A mother and daughter who both suffered from the same form of cancer are devastated after a third generation of their family has been struck down with the disease.
Joanne Moss, 49, from Washingborough, Lincolnshire, was diagnosed with the blood cancer Non-Hodgkin Lymphoma in May 2010 when she was 42 years old but received the all clear after around six months of treatment.
Yet just months after Ms Moss’ final check-up, her daughter Jessica, now 21, discovered a lump in her neck that turned out to be Hodgkin Lymphoma.
After surgery and intense chemotherapy, Jessica, a university student, is in remission. Yet, in a cruel twist of fate, Ms Moss’ mother Pat Boughen, 83, from Hatfield, south Yorkshire, was diagnosed with Hodgkin Lymphoma in September last year.
Despite all three generations suffering from the same form of cancer, they are not thought to have a genetic link to the condition, making the women put it down to ‘some kind of cruel lottery’.
Ms Moss said: ‘To be unlucky twice is ridiculous but three times is unbelievable.’
The family has vowed not to beaten by the disease and are supporting Cancer Research UK’s ‘Right Now’ campaign.
Joanne Moss (right), 49, was diagnosed with blood cancer in May 2010. Her daughter Jessica (left) discovered she had the same disease after her mother was given the all clear. In a cruel twist of fate, Ms Moss’ mother Pat Boughen (centre), 83, was diagnosed last year
Despite three generations of the family suffering from the same form of cancer, there is not thought to be a genetic link, making the women put it down to ‘some kind of cruel lottery’

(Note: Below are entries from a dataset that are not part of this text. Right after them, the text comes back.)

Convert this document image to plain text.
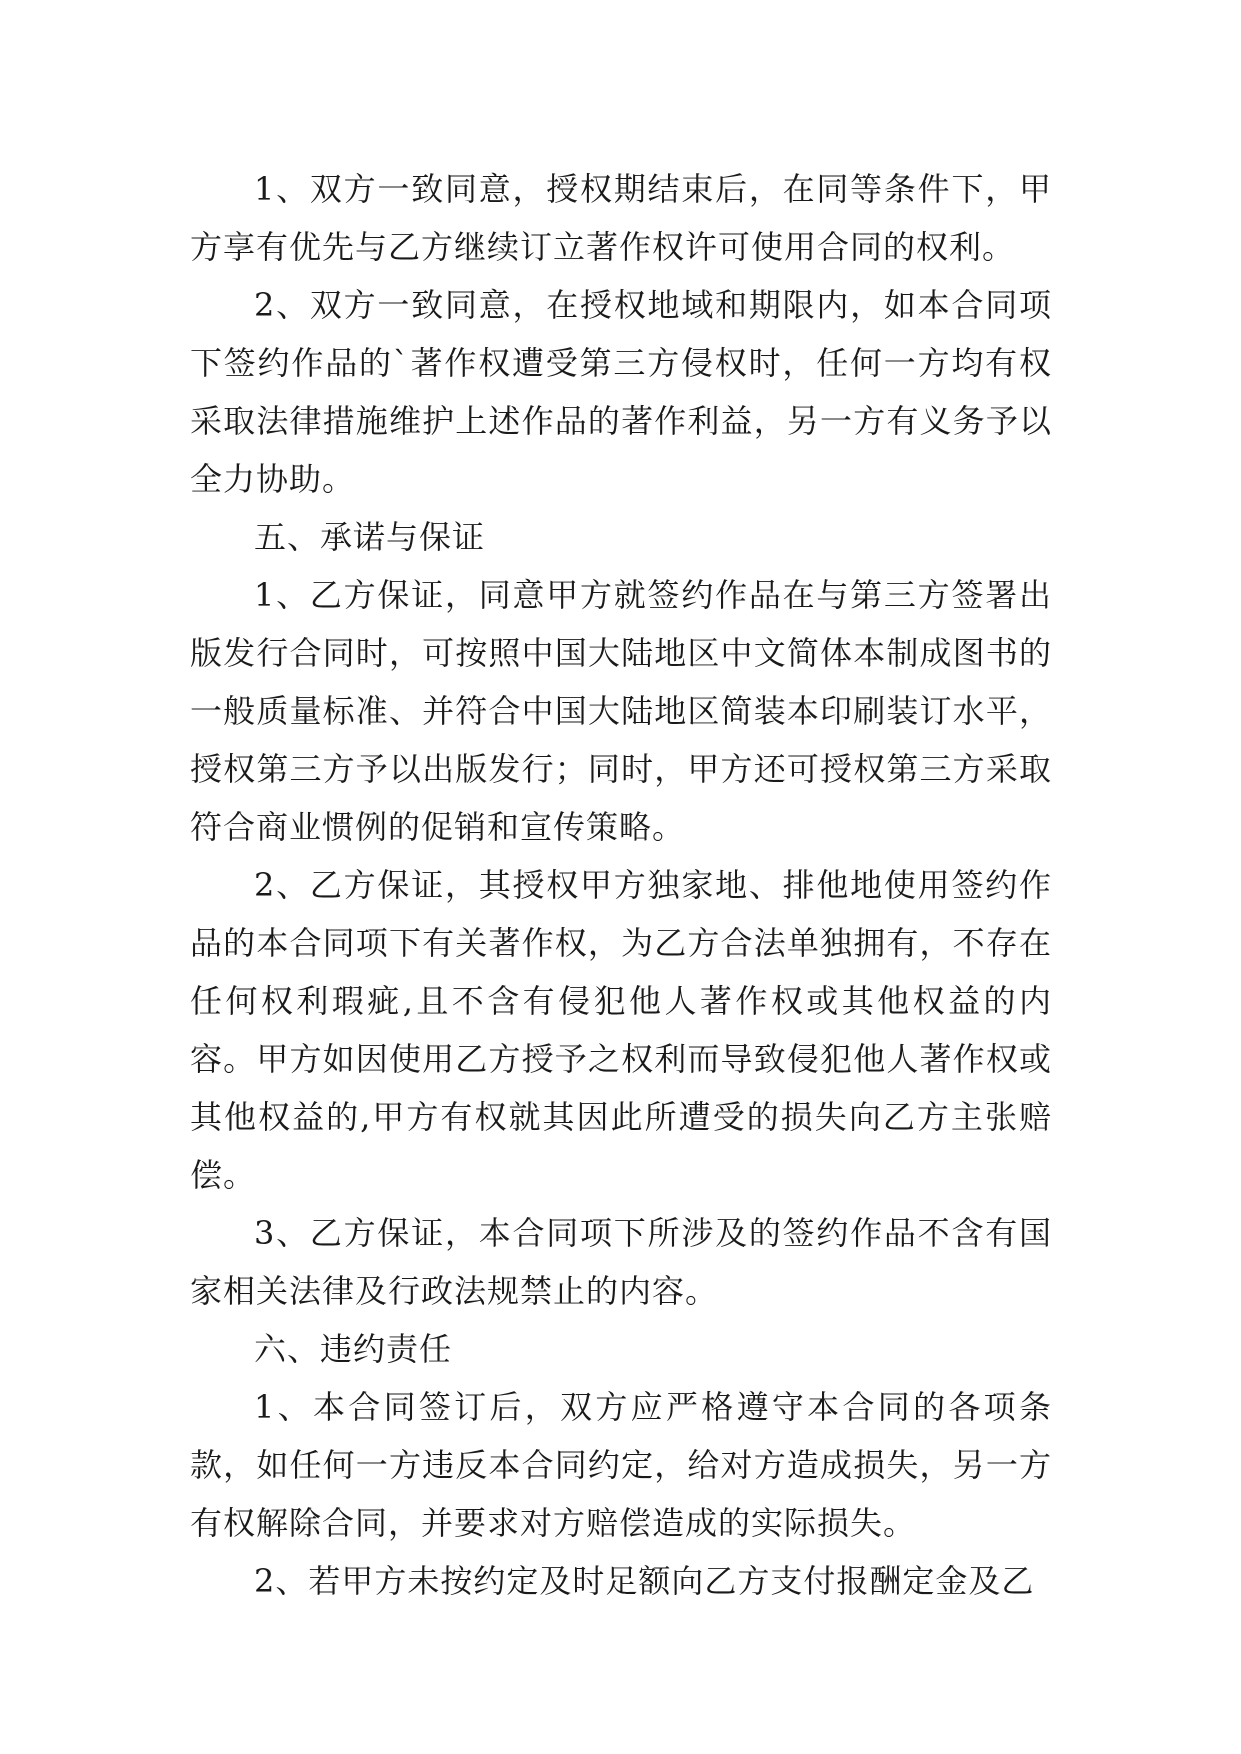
1、双方一致同意，授权期结束后，在同等条件下，甲方享有优先与乙方继续订立著作权许可使用合同的权利。

2、双方一致同意，在授权地域和期限内，如本合同项下签约作品的`著作权遭受第三方侵权时，任何一方均有权采取法律措施维护上述作品的著作利益，另一方有义务予以全力协助。

五、承诺与保证

1、乙方保证，同意甲方就签约作品在与第三方签署出版发行合同时，可按照中国大陆地区中文简体本制成图书的一般质量标准、并符合中国大陆地区简装本印刷装订水平，授权第三方予以出版发行；同时，甲方还可授权第三方采取符合商业惯例的促销和宣传策略。

2、乙方保证，其授权甲方独家地、排他地使用签约作品的本合同项下有关著作权，为乙方合法单独拥有，不存在任何权利瑕疵,且不含有侵犯他人著作权或其他权益的内容。甲方如因使用乙方授予之权利而导致侵犯他人著作权或其他权益的,甲方有权就其因此所遭受的损失向乙方主张赔偿。

3、乙方保证，本合同项下所涉及的签约作品不含有国家相关法律及行政法规禁止的内容。

六、违约责任

1、本合同签订后，双方应严格遵守本合同的各项条款，如任何一方违反本合同约定，给对方造成损失，另一方有权解除合同，并要求对方赔偿造成的实际损失。

2、若甲方未按约定及时足额向乙方支付报酬定金及乙
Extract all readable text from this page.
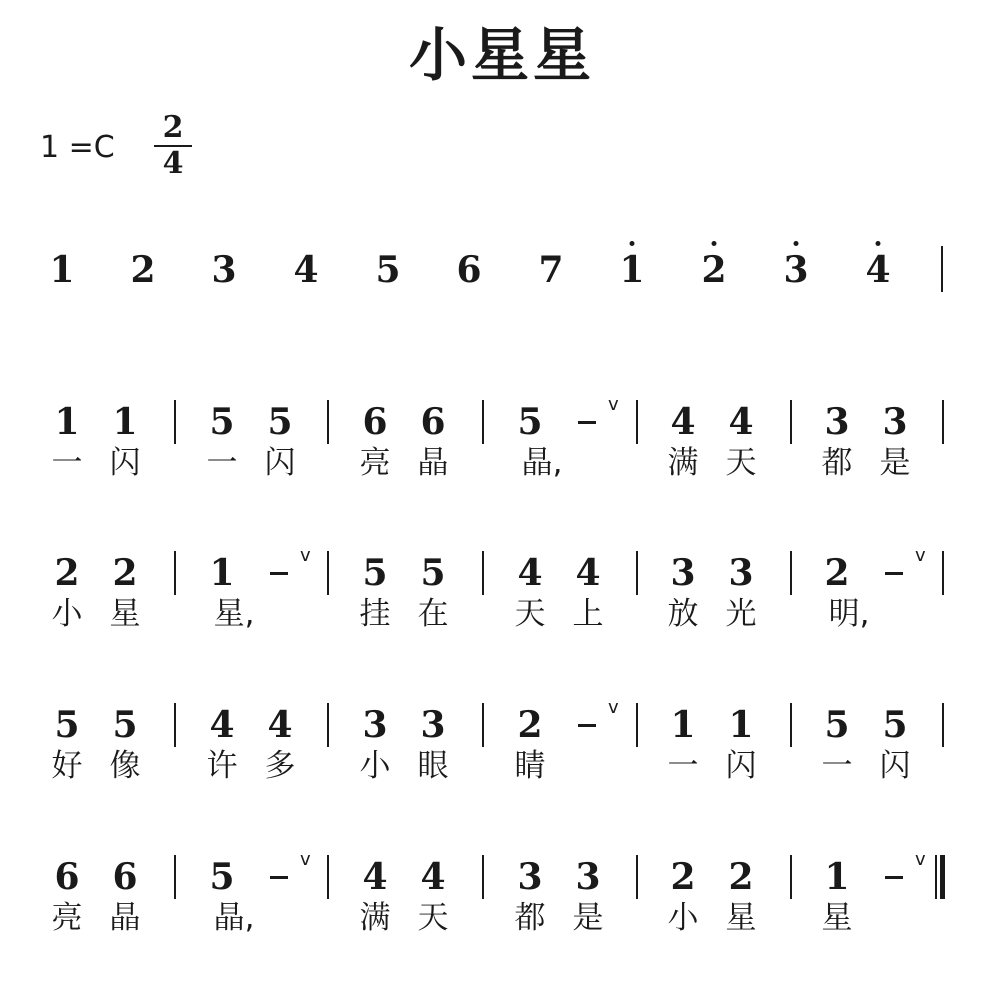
小星星
1 =C
2
4
1 2 3 4 5 6 7 1 2 3 4
1
一
1
闪
5
一
5
闪
6
亮
6
晶
5
晶,
v 4
满
4
天
3
都
3
是
2
小
2
星
1
星,
v 5
挂
5
在
4
天
4
上
3
放
3
光
2
明,
v
5
好
5
像
4
许
4
多
3
小
3
眼
2
睛
v 1
一
1
闪
5
一
5
闪
6
亮
6
晶
5
晶,
v 4
满
4
天
3
都
3
是
2
小
2
星
1
星
v
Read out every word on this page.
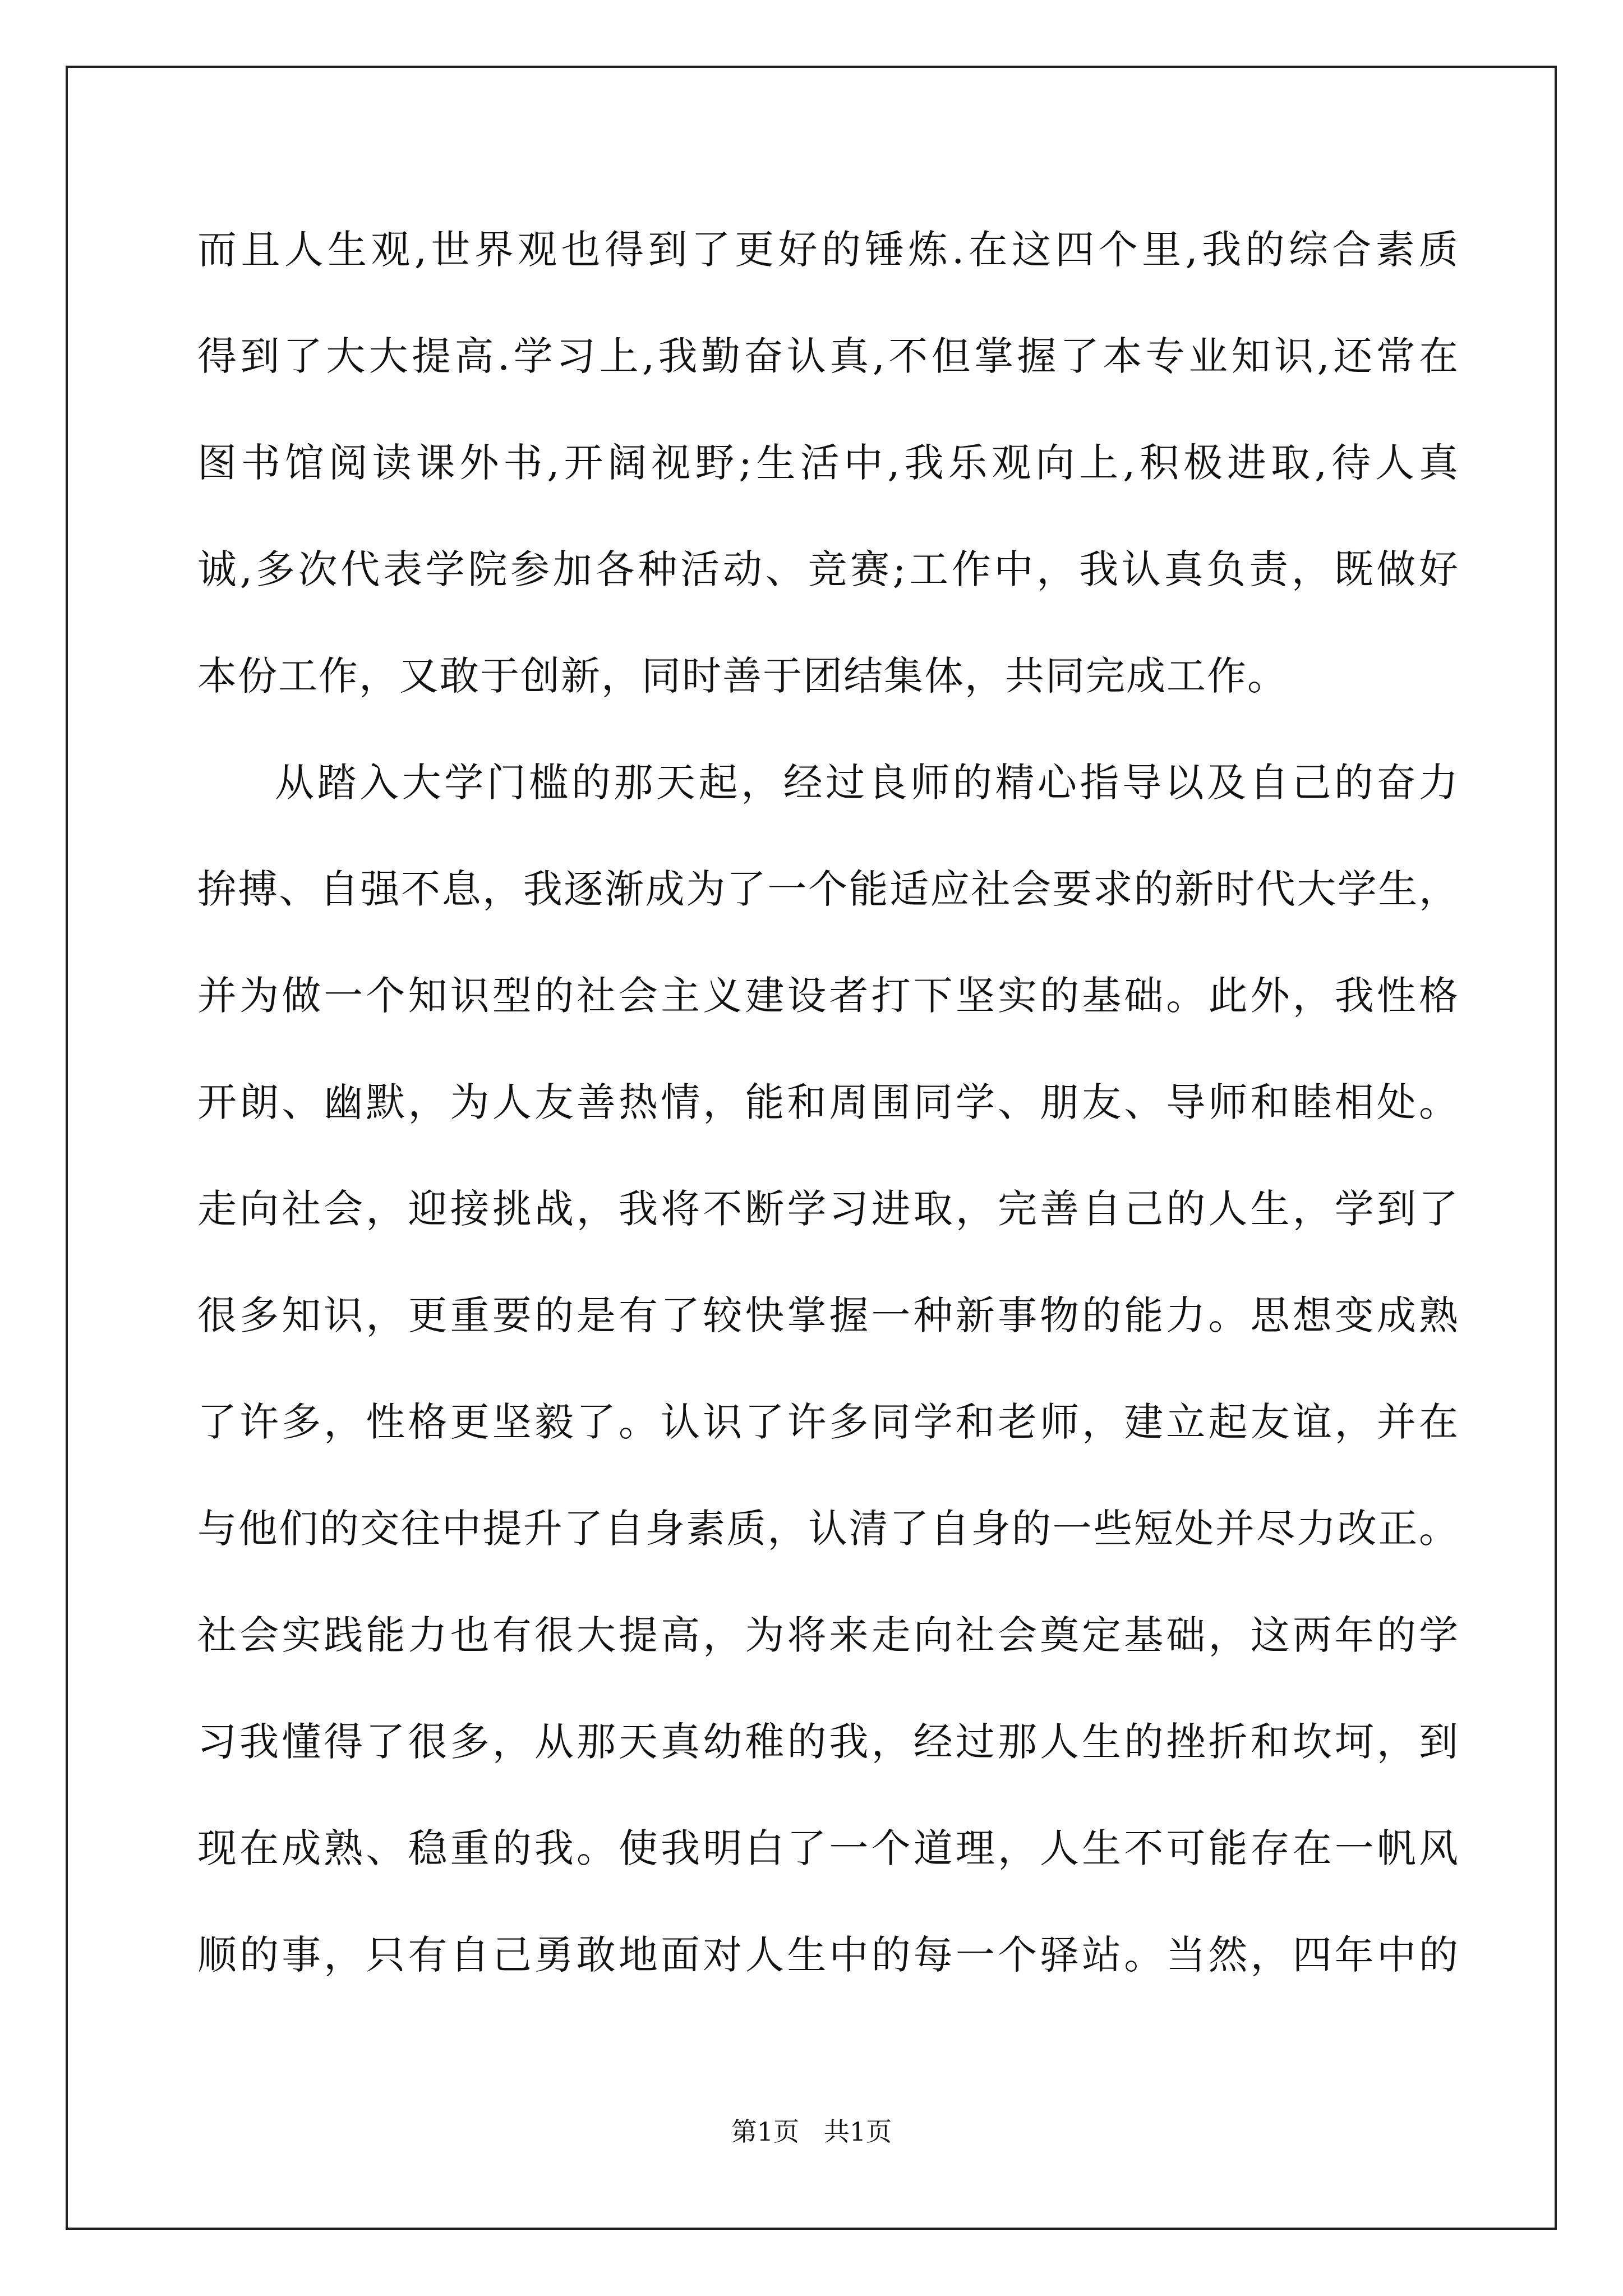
而且人生观,世界观也得到了更好的锤炼.在这四个里,我的综合素质
得到了大大提高.学习上,我勤奋认真,不但掌握了本专业知识,还常在
图书馆阅读课外书,开阔视野;生活中,我乐观向上,积极进取,待人真
诚,多次代表学院参加各种活动、竞赛;工作中，我认真负责，既做好
本份工作，又敢于创新，同时善于团结集体，共同完成工作。
从踏入大学门槛的那天起，经过良师的精心指导以及自己的奋力
拚搏、自强不息，我逐渐成为了一个能适应社会要求的新时代大学生，
并为做一个知识型的社会主义建设者打下坚实的基础。此外，我性格
开朗、幽默，为人友善热情，能和周围同学、朋友、导师和睦相处。
走向社会，迎接挑战，我将不断学习进取，完善自己的人生，学到了
很多知识，更重要的是有了较快掌握一种新事物的能力。思想变成熟
了许多，性格更坚毅了。认识了许多同学和老师，建立起友谊，并在
与他们的交往中提升了自身素质，认清了自身的一些短处并尽力改正。
社会实践能力也有很大提高，为将来走向社会奠定基础，这两年的学
习我懂得了很多，从那天真幼稚的我，经过那人生的挫折和坎坷，到
现在成熟、稳重的我。使我明白了一个道理，人生不可能存在一帆风
顺的事，只有自己勇敢地面对人生中的每一个驿站。当然，四年中的
第1页   共1页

WHAT IS THE DIFFERENCE BETWEEN HODGKIN LYMPHOMA AND NON-HODGKIN LYMPHOMA?
Both Hodgkin and non-Hodgkin lymphoma begin in blood cells, known as lymphocytes, which are involved in the immune system.
The main difference between the different conditions is the specific lymphocytes they develop in.
Both diseases can cause painless swellings in the lymph nodes.
Hodgkin lymphoma is more common in the upper part of the body, such as the neck, underarms and chest.
Non-Hodgkin lymphoma typically arises anywhere.
Patients with either conditions may experience weight loss, fevers and night sweats.
Hodgkin lymphoma is generally considered more treatable, with over 90 per cent of patients surviving more than five years.
Treatment depends on the cancer’s aggressiveness and location, as well as the patient’s age and overall health.
Source: Dana-Farber Cancer Institute
‘Cancer strikes again’
The family could not understand their bad luck when they had to go through the trauma of a second cancer diagnosis but describe three generations being struck down with the illness as ‘unbelievable’.
There is no sign of any genetic cause behind all three women suffering from the disease, causing them to put it down to ‘some kind of cruel lottery’.
Ms Moss said: ‘Mum had a lump in her neck that came and went. She had an ultrasound scan but it didn’t show anything.
‘Mum had other symptoms which they thought might be a condition called Sjogren’s Syndrome. We were expecting that to be diagnosed.
‘At the back of my mind I thought, “could it be that, could it be cancer?” I had these doubts but you just hope it’s not.’
Ms Moss found her mother’s cancer diagnosis deeply unsettling and upsetting.
She said: ‘When they told me I started shaking, I was in a state of shock. I just broke down.
‘It took me a few weeks to really get my head around things and to realise what we were facing and that this really was happening to us again.
‘When Jessica was diagnosed I went into practical mode, that took over and I kept focused on what she needed, what appointments were coming up and looking after her.
‘If I look back on when I was diagnosed, it feels surreal, as if it all happened to someone else. I am a practical person so just got on with things, you have to.
She said: ‘We still can’t believe it. Just as we were getting life back to normal, cancer strikes again.
‘To be unlucky twice is ridiculous but three times is unbelievable.’
The family are supporting Cancer Research UK’s ‘Right Now’ campaign (stock)
‘It’s brought us closer’
Jessica, who deferred her optician-training course by a year due to her diagnosis, was with Ms Boughen at the hospital when her grandmother was diagnosed with Hodgkin Lymphoma.
She caught sight of the notes before they spoke to the consultant and saw the diagnosis in writing.
Jessica said: ‘I think somehow I knew what it would be but it was still a real shock. I took nana’s hand and was very calm.
‘If I hadn’t been through it myself it might have been different, I might have found it scary but I knew what to expect, I knew there was treatment and that you can be diagnosed and come through it.
‘They’ve said it’s not genetic, we’ve wondered if we’re predisposed to it or just very unlucky, but no one can say for sure.’
Ms Boughen is halfway through her chemotherapy. The lump in her neck has gone and her treatment is expected to finish in March.
She said: ‘You do think of how unusual this is, how unlucky for three of us in the same family to go through this but it’s brought us closer.’